Case for Power of Siberia 2 strengthens
There is an increasingly strong case to be made for Russia's development of the Power of Siberia 2 pipeline to China, in light of soaring international gas prices and efforts by the EU to eliminate the country's gas imports over the coming years. But the price of gas supplies through the pipeline is set to remain a sticking point in negotiations between Beijing and Moscow.
Even after steep reductions in supplies in recent months, Europe remains the largest market for Russian gas overseas. But the EU is striving to end Russian gas imports by 2027 in light of Moscow's invasion of Ukraine – assuming Gazprom does not turn off the tap much sooner in order to further destabilise the European energy market.
While Russia opened up the Asian market for its gas with the launch of the 11mn metric ton/year Sakhalin LNG plant in 2009, its efforts to reduce its heavy dependence on the European market began in earnest in 2014, after relations with the West collapsed following Moscow's annexation of Crimea. That year it signed a 30-year supply deal, valued at the time at $400bn, to send up to 38bn m3/year of gas to China via the first Power of Siberia pipeline, which reached completion in late 2019.
China and Russia have been in talks on constructing a second pipeline interconnection for years. A breakthrough of sorts occurred in 2019, when they agreed on routing the 50bn m3/yr pipeline through Mongolia, abandoning an earlier plan to run it into China directly through Russia's Altai region – an option Beijing appeared disinterested in.

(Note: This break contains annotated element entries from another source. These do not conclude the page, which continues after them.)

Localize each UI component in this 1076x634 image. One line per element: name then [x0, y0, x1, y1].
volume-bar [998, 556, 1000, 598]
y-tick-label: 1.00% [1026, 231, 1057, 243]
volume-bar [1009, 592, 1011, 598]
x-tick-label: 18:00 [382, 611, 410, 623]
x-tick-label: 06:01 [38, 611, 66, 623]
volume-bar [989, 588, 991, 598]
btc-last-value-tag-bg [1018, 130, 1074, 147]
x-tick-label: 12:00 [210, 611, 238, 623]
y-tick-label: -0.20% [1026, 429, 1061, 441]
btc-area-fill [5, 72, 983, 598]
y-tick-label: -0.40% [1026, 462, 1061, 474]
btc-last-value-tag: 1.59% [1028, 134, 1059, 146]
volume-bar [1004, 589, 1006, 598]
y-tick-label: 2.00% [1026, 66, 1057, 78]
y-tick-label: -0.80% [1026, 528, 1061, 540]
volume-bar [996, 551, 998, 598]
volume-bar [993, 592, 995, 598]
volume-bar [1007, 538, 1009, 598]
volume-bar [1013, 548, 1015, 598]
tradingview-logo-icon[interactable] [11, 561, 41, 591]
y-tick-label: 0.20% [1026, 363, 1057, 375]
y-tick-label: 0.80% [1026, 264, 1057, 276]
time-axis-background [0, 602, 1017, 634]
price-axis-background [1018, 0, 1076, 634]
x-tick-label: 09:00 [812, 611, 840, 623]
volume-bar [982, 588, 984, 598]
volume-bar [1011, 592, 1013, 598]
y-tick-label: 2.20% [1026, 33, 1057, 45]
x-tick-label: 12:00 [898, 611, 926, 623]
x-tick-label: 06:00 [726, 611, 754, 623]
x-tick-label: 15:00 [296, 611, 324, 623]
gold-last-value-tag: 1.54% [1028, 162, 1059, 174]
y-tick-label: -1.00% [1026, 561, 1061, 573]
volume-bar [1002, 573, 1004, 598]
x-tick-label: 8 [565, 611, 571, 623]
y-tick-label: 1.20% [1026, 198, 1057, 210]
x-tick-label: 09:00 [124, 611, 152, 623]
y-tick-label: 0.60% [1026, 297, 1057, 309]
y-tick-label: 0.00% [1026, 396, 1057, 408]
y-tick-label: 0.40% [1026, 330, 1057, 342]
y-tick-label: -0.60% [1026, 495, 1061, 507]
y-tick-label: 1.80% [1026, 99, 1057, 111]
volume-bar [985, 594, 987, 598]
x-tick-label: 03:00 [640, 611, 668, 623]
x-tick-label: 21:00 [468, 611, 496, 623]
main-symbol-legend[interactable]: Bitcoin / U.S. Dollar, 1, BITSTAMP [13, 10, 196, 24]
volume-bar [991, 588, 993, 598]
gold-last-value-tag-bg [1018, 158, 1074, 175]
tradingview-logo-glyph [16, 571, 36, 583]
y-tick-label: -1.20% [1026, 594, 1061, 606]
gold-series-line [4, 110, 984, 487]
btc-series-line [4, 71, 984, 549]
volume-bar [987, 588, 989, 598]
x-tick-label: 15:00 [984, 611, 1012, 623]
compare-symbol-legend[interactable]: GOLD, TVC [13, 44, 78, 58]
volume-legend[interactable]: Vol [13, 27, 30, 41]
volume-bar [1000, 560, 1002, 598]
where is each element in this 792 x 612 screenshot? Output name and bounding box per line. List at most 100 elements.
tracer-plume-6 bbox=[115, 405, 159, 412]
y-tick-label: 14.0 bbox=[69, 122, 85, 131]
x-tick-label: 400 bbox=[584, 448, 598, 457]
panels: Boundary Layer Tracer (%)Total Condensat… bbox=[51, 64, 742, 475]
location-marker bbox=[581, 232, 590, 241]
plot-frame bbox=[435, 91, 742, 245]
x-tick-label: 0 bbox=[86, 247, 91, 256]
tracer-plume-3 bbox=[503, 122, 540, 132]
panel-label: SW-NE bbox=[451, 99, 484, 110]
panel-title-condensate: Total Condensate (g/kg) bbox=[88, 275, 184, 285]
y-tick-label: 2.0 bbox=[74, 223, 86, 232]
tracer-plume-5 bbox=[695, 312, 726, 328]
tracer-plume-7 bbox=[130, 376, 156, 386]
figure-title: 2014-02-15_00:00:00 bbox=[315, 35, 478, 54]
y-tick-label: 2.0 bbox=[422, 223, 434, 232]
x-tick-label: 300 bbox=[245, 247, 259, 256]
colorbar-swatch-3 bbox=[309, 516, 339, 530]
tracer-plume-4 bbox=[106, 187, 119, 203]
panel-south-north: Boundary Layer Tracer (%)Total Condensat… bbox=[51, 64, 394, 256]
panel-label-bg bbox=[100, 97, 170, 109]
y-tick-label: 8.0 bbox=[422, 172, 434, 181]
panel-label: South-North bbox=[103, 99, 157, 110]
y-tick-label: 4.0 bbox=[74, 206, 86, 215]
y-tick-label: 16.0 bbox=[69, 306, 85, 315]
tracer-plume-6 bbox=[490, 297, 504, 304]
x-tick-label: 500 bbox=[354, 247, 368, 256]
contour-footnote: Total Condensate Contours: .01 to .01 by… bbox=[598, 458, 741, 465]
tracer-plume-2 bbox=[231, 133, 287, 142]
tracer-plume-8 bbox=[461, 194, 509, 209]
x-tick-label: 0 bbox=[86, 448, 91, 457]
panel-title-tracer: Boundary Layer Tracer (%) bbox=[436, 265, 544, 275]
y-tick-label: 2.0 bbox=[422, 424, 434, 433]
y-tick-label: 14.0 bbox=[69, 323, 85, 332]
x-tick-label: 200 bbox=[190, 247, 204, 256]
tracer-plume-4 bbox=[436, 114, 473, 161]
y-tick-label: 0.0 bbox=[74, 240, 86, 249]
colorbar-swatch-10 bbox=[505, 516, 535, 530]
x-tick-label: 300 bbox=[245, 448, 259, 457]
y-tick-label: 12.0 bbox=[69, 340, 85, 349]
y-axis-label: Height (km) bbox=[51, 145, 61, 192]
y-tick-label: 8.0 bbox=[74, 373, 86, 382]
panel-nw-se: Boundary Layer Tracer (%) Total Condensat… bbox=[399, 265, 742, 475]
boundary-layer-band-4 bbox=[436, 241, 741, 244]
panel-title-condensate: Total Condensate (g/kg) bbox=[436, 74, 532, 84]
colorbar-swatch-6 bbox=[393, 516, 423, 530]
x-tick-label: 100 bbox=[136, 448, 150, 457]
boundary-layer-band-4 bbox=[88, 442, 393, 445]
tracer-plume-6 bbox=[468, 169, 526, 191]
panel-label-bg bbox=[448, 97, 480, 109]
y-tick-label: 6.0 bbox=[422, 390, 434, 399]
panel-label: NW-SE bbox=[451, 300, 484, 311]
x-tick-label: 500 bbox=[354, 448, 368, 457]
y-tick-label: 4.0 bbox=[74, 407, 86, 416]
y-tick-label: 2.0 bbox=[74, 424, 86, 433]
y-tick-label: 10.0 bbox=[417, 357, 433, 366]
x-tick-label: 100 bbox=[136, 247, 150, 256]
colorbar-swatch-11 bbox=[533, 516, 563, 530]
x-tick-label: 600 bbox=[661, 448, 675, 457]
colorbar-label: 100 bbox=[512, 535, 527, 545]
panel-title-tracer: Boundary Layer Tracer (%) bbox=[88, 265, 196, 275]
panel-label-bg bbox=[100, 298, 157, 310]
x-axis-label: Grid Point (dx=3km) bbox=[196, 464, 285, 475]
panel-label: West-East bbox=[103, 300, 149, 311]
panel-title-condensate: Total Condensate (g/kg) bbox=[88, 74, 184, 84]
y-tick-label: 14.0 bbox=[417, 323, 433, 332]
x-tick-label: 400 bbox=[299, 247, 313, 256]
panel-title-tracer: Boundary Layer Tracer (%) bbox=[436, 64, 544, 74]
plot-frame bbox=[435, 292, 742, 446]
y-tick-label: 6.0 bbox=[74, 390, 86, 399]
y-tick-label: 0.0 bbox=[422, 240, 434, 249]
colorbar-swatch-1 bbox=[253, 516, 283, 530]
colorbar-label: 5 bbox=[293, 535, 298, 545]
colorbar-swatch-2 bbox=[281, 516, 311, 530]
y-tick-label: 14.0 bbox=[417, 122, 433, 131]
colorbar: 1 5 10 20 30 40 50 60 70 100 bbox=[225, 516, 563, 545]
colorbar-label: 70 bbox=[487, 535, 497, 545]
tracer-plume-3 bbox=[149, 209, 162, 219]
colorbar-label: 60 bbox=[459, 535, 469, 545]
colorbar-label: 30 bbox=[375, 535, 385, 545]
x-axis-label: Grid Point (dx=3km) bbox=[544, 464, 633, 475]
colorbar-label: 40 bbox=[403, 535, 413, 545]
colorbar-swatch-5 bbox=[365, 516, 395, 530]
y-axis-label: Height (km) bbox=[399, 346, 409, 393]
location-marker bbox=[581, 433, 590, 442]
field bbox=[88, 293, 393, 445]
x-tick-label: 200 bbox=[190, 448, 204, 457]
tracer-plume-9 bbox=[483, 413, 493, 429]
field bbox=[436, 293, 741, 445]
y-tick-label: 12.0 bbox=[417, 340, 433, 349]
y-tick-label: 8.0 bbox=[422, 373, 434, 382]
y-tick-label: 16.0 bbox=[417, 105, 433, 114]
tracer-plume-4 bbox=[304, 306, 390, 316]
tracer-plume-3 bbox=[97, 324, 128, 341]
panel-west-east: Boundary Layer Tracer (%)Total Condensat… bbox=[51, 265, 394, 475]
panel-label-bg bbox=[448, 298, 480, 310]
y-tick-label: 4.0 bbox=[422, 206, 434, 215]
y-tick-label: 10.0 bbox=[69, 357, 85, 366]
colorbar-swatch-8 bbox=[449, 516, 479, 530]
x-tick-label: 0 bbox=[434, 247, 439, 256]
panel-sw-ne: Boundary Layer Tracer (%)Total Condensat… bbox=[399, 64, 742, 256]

The two sides have already completed a feasibility study, and speaking this week, Mongolian prime minister Oyun-Erdene Luvsannamsrai said he expected construction of the pipeline in his country to begin as soon as 2024, with first gas flow anticipated in 2030. However, first Russia and China must strike a supply deal to underpin the project.
"There is a strong case to be made for a Power of Siberia deal on both sides," senior oil analyst Ron Smith at BCS Global Markets, tells NGW. "Gazprom faces the loss of much of its European franchise, and this project is targeted at allowing West Siberian gas to be shipped to China – the same gas that currently goes to Europe."
"This strategic flexibility and diversification would have been valuable to Gazprom before the Ukraine crisis – it would be doubly so now," he says.
From China's point of view, the pipeline would help reduce the country's over-dependence on LNG, and as its demand grows, the project will provide risk diversification regarding source country, source fields and transit country. However, it will nevertheless prove a challenge for the two sides to agree on a gas price. This is what held back negotiations on the 2014 supply deal, which dragged on for over a decade.
"The biggest issue is one of price – this line has long made sense on paper, but the two sides have never been able to agree on price," Smith says. "In this situation, Russia is likely to demand too high a price, based on current spot markets, and China is likely to demand too low a price, looking at the difficult position Gazprom is in vis-a-vis its European exports., and thus they may never agree."
Smith notes that the best time to negotiate a new long-term contract is when spot prices are around the mid-cycle level, as it makes it easier for both sides to see eye to eye. But today, those prices are at heights previously not thought possible.
Meanwhile, Russia also clinched a deal weeks before the war in Ukraine began to sell 10bn m3/yr to China via a proposed Far Easte route. But limited progress has been reported on this project since then.